The techniques used in the steps of a data science process and in conjunction with the term “data science” are:
Descriptive statistics: Computing mean, standard deviation, correlation, and other descriptive statistics, quantify the aggregate structure of a dataset.
This is essential information for understanding any dataset in order to understand the structure of the data and the relationships within the dataset. They are used in the exploration stage of the data science process.
• Exploratory visualization: The process of expressing data in visual coordinates enables users to find patterns and relationships in the data and to comprehend large datasets. Similar to descriptive statistics, they are integral in the pre- and post-processing steps in data science.
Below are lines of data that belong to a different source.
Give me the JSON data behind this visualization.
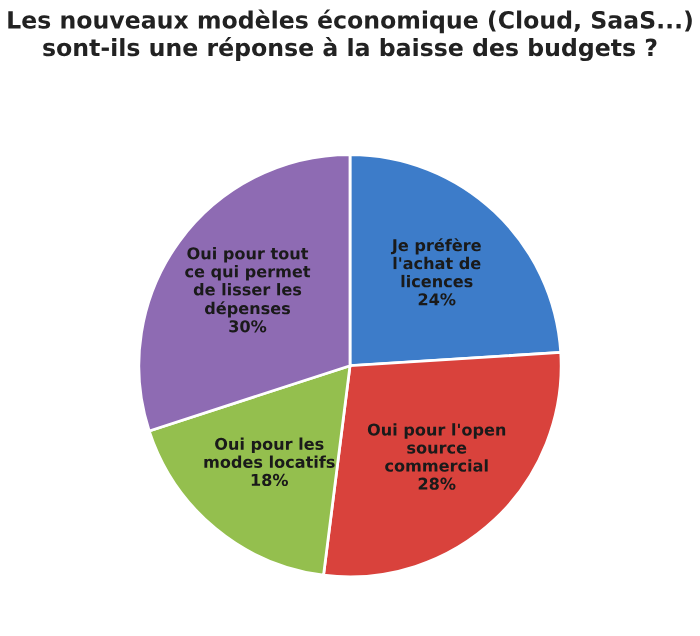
{
  "chart_data": {
    "type": "pie",
    "title": "Les nouveaux modèles économique (Cloud, SaaS...) sont-ils une réponse à la baisse des budgets ?",
    "categories": [
      "Je préfère l'achat de licences",
      "Oui pour l'open source commercial",
      "Oui pour les modes locatifs",
      "Oui pour tout ce qui permet de lisser les dépenses"
    ],
    "values": [
      24,
      28,
      18,
      30
    ],
    "value_labels": [
      "24%",
      "28%",
      "18%",
      "30%"
    ],
    "colors": [
      "#3d7cc9",
      "#d9423c",
      "#94bf4e",
      "#8e6bb3"
    ],
    "legend": false
  }
}
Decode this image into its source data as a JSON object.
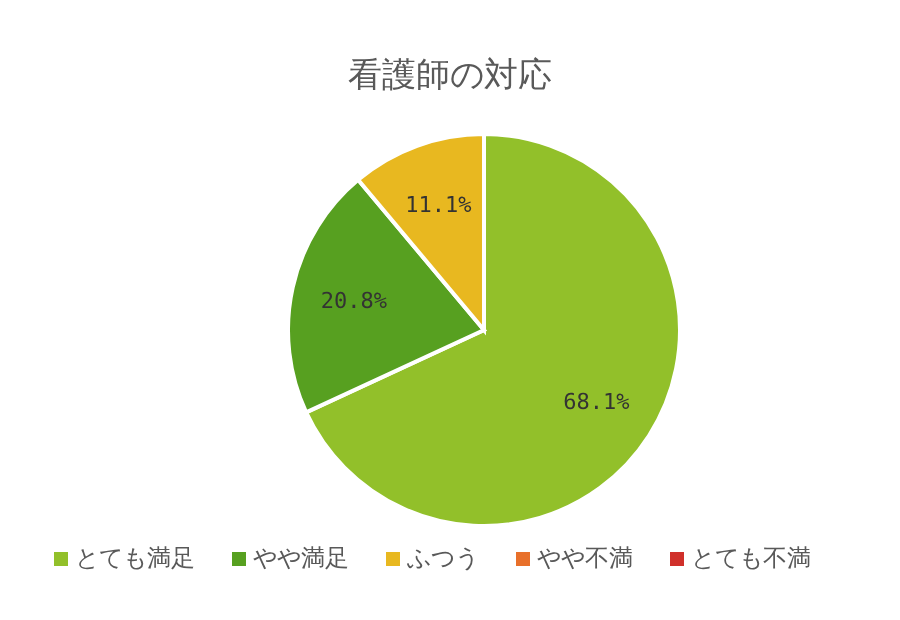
{
  "chart_data": {
    "type": "pie",
    "title": "看護師の対応",
    "categories": [
      "とても満足",
      "やや満足",
      "ふつう",
      "やや不満",
      "とても不満"
    ],
    "values": [
      68.1,
      20.8,
      11.1,
      0,
      0
    ],
    "colors": [
      "#92c02a",
      "#57a020",
      "#e8b820",
      "#e8702a",
      "#d0302a"
    ],
    "value_labels": [
      "68.1%",
      "20.8%",
      "11.1%",
      null,
      null
    ],
    "legend": "bottom"
  }
}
Dimensional slicing: Online analytical processing (OLAP) applications, which are prevalent in organizations, mainly provide information on the data through dimensional slicing, filtering, and pivoting.
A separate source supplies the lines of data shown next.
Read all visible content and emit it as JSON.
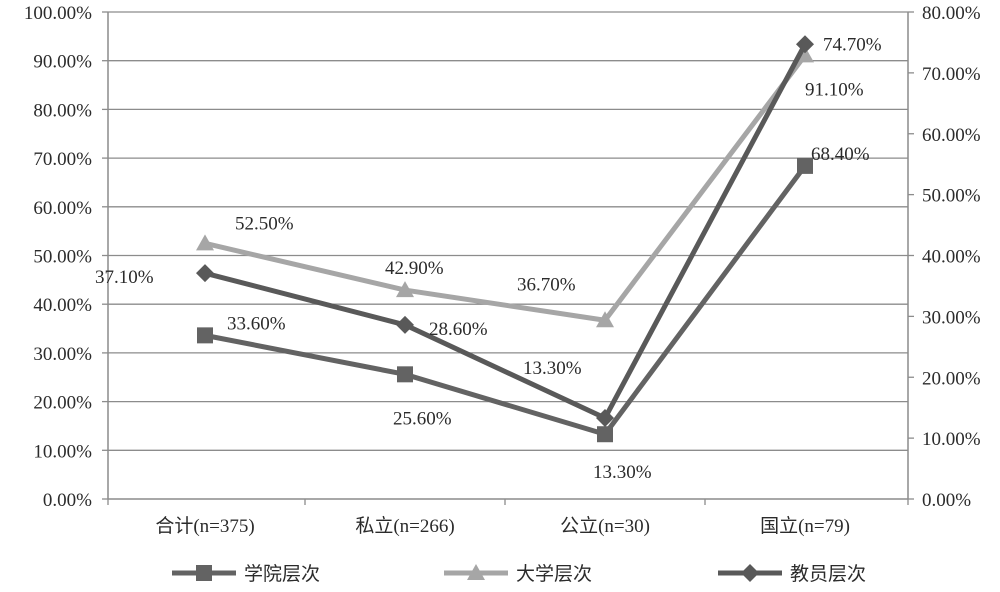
{
  "chart_data": {
    "type": "line",
    "categories": [
      "合计(n=375)",
      "私立(n=266)",
      "公立(n=30)",
      "国立(n=79)"
    ],
    "y_left": {
      "ylim": [
        0,
        100
      ],
      "ticks": [
        "0.00%",
        "10.00%",
        "20.00%",
        "30.00%",
        "40.00%",
        "50.00%",
        "60.00%",
        "70.00%",
        "80.00%",
        "90.00%",
        "100.00%"
      ]
    },
    "y_right": {
      "ylim": [
        0,
        80
      ],
      "ticks": [
        "0.00%",
        "10.00%",
        "20.00%",
        "30.00%",
        "40.00%",
        "50.00%",
        "60.00%",
        "70.00%",
        "80.00%"
      ]
    },
    "grid": true,
    "legend_position": "bottom",
    "series": [
      {
        "name": "学院层次",
        "axis": "left",
        "marker": "square",
        "color": "#636363",
        "values": [
          33.6,
          25.6,
          13.3,
          68.4
        ],
        "labels": [
          "33.60%",
          "25.60%",
          "13.30%",
          "68.40%"
        ]
      },
      {
        "name": "大学层次",
        "axis": "left",
        "marker": "triangle",
        "color": "#a6a6a6",
        "values": [
          52.5,
          42.9,
          36.7,
          91.1
        ],
        "labels": [
          "52.50%",
          "42.90%",
          "36.70%",
          "91.10%"
        ]
      },
      {
        "name": "教员层次",
        "axis": "right",
        "marker": "diamond",
        "color": "#595959",
        "values": [
          37.1,
          28.6,
          13.3,
          74.7
        ],
        "labels": [
          "37.10%",
          "28.60%",
          "13.30%",
          "74.70%"
        ]
      }
    ]
  }
}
OLAP analysis is enabled by a unique database schema design where the data are organized as dimensions (e.g., products, regions, dates) and quantitative facts or measures (e.g., revenue, quantity).
With a well-defined database structure, it is easy to slice the yearly revenue by-products or a combination of region and products.
These techniques are extremely useful and may unveil patterns in data (e.g., candy sales decline after Halloween in the United States).
Hypothesis testing: In confirmatory data analysis, experimental data are collected to evaluate whether a hypothesis has enough evidence to be supported or not.
There are many types of statistical testing and they have a wide variety of business applications (e.g., A/B testing in marketing). In general, data science is a process where many hypotheses are generated and tested based on observational data. Since the data science algorithms are iterative, solutions can be refined in each step.
• Data engineering: Data engineering is the process of sourcing, organizing, assembling, storing, and distributing data for effective analysis and usage.
Database engineering, distributed storage, and computing frameworks (e.g., Apache Hadoop, Spark, Kafka), parallel computing, extraction transformation and loading processing, and data warehousing constitute data engineering techniques. Data engineering helps source and prepare for data science learning algorithms.
Business intelligence: Business intelligence helps organizations consume data effectively. It helps query the Adhoc data without the need to write the technical query command or use dashboards or visualizations to communicate the facts and trends.
Business intelligence specializes in the secure delivery of information to right roles and the distribution of information at scale. Historical trends are usually reported, but in combination with data science, both the past and the predicted future data can be combined. BI can hold and distribute the results of data science.